When the whole world entered lockdown, I started pouring my free time focus more directly into this project. I decided to commemorate my upcoming 31st birthday with a full-on Twitch stream of a two-hour VJ set that raised money for charity. This incentivized me to channel a constant stream of daily refinement into a creative project, which has been really important to staying sane while the whole world is on pause.

The VJ set itself went really well. I understand that this clip library is a little different from the kinds of assets you would normally acquire to build a VJ clip library, because so many of them are really really dense, full-framed scenes that cannot easily composite with other elements without becoming totally overwhelming. So the resulting layout is a bit “shallow” in that I can really only pull off at most two compositable layers at a time.
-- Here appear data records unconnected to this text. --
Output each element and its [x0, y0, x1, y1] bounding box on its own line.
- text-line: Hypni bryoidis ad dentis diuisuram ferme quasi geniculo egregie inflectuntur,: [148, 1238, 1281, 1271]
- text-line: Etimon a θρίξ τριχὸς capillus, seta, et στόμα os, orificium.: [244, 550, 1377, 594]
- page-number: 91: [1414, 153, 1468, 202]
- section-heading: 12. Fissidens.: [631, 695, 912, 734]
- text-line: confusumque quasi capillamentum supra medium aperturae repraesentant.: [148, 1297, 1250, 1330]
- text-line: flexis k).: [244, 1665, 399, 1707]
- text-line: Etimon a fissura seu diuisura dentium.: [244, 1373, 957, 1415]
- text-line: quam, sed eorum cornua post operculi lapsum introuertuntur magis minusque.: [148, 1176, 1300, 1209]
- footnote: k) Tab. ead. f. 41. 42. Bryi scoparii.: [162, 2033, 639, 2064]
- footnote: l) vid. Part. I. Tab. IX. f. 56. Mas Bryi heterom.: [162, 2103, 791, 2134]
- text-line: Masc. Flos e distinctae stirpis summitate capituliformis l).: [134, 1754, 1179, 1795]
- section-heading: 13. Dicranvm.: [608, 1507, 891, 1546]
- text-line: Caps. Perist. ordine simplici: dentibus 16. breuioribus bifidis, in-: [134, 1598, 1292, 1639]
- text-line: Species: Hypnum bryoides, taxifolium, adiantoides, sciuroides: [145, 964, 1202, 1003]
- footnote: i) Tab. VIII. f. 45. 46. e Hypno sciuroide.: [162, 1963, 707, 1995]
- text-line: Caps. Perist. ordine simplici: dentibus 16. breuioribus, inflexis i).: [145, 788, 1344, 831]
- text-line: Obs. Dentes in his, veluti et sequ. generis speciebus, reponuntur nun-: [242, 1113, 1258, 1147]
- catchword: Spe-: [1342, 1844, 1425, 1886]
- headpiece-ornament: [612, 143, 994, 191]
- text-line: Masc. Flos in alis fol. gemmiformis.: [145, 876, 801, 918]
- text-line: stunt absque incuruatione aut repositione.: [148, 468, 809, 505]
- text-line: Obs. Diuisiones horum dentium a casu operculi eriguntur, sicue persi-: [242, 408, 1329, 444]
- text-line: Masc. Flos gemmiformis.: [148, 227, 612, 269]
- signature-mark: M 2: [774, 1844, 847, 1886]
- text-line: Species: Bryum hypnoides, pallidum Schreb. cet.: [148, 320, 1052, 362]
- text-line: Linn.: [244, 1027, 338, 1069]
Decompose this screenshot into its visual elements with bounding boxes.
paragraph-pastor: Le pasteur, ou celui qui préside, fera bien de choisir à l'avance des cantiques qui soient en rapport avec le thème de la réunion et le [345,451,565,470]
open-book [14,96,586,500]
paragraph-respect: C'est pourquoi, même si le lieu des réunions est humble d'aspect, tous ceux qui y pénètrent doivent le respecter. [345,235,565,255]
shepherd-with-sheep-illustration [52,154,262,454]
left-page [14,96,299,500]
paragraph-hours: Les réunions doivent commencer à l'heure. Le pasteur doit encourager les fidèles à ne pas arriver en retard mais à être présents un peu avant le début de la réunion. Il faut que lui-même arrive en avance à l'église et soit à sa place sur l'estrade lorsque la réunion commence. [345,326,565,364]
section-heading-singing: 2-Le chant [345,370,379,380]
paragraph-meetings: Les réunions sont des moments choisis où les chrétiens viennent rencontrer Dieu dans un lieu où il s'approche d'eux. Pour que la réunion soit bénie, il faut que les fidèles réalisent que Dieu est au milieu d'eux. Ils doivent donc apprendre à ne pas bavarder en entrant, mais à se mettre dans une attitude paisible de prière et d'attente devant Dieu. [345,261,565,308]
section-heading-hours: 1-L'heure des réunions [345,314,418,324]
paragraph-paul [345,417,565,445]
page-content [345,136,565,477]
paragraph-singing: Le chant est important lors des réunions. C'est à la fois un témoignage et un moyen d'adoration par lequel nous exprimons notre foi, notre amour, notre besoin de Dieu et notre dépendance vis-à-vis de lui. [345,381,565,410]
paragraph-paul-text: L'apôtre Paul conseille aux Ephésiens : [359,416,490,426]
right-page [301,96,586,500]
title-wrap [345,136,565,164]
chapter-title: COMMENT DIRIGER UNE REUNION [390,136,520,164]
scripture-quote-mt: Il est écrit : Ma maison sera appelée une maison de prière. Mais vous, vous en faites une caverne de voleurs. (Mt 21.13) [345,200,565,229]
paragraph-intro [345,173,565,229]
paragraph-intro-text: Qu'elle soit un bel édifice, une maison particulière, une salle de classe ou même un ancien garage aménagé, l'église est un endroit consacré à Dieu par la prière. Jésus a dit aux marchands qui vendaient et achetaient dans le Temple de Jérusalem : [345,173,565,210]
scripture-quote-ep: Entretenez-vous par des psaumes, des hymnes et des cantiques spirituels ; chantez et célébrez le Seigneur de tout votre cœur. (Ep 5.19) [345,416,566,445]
This project let me take a very wide slice into Resolume Arena, with a very low-stakes, satisfying outcome. There wasn’t even any realtime audio-reactivity present in the final project, and I think the final broadcast only showed off maybe 70% of the clips that I had. The fundraising aspect of it was also a success; we went 40% over my initial goal!

Overall I used this project as a means to get in touch with the separation between work and play, and I hope to continue it forward both in energy and concept in the future.